For the ideal $I$, by factorizing $x^3+2x+3=(x+1)(x^2-x+3)$ I discovered that $I \subseteq (5,x+1)$. Moreover I proved successfully that $I$ is indeed not maximal, since $1 \notin (5,x+1)$ and $x+1 \notin I$, which makes $(5,x+1)$ become a proper intermediate ideal between $I$ and $\mathbb{Z}[x]$. I guess that $I$ is prime because $x^2-x+3 \notin I$ but $(x+1)(x^2-x+3) \in I$. To prove this, I intend to show that there exists no $p(x),q(x) \in \mathbb{Z}[x]$ such that $$x^2-x+3=5p(x)+(x+1)(x^2-x+3)q(x) \qquad (*)$$ From ($*$) we have $(x^2-x+3) \mid 5p(x) \color{red}{\Rightarrow} (x^2-x+3) \mid p(x) \Rightarrow p(x)=(x^2-x+3)r(x)$. Substituting $p(x)$ in (*) we have $$1=5r(x)+(x+1)q(x),$$ which I have proved that it is false (there are no such $r(x)$ and $q(x)).

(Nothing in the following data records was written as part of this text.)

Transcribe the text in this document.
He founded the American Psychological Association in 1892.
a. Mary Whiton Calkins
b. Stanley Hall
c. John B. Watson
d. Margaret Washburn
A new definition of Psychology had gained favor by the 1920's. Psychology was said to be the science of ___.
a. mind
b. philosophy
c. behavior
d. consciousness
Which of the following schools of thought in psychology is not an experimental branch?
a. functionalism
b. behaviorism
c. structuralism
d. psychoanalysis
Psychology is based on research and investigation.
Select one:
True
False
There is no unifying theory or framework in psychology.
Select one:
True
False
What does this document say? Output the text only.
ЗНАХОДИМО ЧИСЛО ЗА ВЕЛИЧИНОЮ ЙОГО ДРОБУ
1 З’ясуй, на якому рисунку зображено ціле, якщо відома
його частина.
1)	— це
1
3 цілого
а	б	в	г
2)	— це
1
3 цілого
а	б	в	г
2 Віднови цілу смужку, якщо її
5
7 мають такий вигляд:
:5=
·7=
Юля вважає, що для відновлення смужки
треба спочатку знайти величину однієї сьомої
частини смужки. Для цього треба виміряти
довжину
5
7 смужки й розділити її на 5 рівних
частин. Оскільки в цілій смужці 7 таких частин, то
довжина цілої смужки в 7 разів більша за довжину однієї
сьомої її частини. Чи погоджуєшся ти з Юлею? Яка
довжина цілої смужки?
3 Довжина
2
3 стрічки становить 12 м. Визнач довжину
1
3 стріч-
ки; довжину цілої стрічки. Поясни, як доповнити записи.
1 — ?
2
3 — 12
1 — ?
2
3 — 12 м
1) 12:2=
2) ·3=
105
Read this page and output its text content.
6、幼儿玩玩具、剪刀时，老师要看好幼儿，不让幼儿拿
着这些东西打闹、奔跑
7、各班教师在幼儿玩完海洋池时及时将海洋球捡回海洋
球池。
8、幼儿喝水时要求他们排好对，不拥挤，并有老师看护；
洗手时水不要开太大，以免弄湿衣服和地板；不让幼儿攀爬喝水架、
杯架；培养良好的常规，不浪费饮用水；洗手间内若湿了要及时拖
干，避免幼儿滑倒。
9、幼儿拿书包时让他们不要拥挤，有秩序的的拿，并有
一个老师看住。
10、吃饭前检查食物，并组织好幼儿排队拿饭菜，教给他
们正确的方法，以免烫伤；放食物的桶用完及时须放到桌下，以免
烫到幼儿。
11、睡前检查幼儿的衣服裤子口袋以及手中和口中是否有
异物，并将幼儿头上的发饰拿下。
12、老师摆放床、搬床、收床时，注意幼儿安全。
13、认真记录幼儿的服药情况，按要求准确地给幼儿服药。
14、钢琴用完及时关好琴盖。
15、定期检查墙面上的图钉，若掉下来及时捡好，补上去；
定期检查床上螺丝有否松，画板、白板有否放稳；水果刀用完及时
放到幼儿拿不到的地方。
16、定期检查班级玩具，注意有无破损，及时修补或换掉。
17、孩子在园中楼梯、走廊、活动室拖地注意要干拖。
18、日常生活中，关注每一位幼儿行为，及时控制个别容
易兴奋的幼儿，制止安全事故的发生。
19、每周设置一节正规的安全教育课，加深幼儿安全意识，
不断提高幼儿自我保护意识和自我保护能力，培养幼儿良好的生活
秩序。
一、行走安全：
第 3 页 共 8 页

For the ideal $J$, by calculation I have $$\begin{array}{rcll} J &=& (x^2+x+1,x^2+x-1) & \text{(since } 4=2(x^2+x+1)-2(x^2+x-1) \text{)} \\ &=& (x^2+x+1,2) & \text{(since } 2=(x^2+x+1)-(x^2+x-1) \text{)} \end{array}$$
However, I have no idea to continue my effort.
Questions
Is the red rightarrow "$(x^2-x+3) \mid 5p(x) \color{red}{\Rightarrow} (x^2-x+3) \mid p(x)$" valid?
Are there some other ways to check that $I$ is maximal or prime? I think that $I$ is not maximal since we can factorize $x^3+2x+3$, and $J$ is not since $x^2+x+1$ is irreducible. I don't know if this idea can be generalized for arbitrary ideals in $\mathbb{Z}[x]$.
Thanks for your help.